Back to the pond again. After handing in the revisions for my Roger Tory Peterson biography I am ready to go fishing for a new book idea. This is one of my favorite times when I can read in the middle of the day without feeling guilty that I'm not writing or washing the dishes. I drag out all of those scraps of paper holding hastily scribbled ideas and revisit previously past over subjects to see if they have fermented enough in the compost pile of my brain.
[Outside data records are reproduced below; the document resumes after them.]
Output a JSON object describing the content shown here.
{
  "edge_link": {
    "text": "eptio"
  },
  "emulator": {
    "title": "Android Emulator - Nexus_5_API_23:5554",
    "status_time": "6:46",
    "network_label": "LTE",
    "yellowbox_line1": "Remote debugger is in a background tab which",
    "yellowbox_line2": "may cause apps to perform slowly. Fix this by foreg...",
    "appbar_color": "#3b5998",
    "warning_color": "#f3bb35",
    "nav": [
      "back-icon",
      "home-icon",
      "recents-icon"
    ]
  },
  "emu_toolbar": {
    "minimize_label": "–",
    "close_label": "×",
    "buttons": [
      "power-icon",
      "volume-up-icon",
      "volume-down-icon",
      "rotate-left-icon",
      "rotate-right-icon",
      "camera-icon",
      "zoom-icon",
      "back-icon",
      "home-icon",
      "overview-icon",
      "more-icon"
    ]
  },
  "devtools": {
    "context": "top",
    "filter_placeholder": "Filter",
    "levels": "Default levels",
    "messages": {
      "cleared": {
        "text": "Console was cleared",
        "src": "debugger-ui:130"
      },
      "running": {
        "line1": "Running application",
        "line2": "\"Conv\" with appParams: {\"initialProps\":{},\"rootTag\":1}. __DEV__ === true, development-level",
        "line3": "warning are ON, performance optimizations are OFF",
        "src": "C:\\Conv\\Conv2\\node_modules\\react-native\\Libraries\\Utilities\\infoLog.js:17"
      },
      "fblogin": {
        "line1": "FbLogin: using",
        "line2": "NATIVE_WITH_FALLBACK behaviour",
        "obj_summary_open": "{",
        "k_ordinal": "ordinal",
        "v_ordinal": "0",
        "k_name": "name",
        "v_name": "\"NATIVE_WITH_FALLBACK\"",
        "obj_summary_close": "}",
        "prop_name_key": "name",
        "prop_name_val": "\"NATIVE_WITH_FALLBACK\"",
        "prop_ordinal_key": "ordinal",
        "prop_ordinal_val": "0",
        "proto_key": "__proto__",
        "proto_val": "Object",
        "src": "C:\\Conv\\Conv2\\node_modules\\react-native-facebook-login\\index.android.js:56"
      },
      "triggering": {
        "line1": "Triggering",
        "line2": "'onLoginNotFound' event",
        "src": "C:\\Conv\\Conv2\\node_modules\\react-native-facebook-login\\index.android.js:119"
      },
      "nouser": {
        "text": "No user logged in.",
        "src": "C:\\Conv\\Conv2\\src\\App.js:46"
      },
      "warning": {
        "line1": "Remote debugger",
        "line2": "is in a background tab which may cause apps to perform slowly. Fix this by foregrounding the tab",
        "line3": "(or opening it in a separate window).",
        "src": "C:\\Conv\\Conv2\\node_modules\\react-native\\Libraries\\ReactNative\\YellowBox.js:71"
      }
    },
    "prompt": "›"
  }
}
I tend to find that ideas need to sit in the dark like wilted lettuce, orange rinds, coffee grounds and egg shells. Under the layers of everyday thought they mesh and meld. An occasional stir now and then and soon new workable ideas surface. I see a different approach to an old subject that I hadn't seen before, or several bits combine to form an entirely new project.
Now is the time that I remember a librarian I met at the Rochester Children's book festival who rattled off several names of people kids learn about but there are no children's biographies about them. Do any have good stories to tell? I recall a radio show that mentioned Darwinian ideas long before Darwin, and watching on TV as an octopus uses a halved coconut like an undersea hovercraft. I throw out my hook and reel in a dozen books about forgotten aviation pioneers, women's rights activists, and nineteen century scientists. Will anything bite? I hope so. Something usually does, but they also might just end up in my mental compost pile until they are so ripe I can smell them. Then I have something new to write about.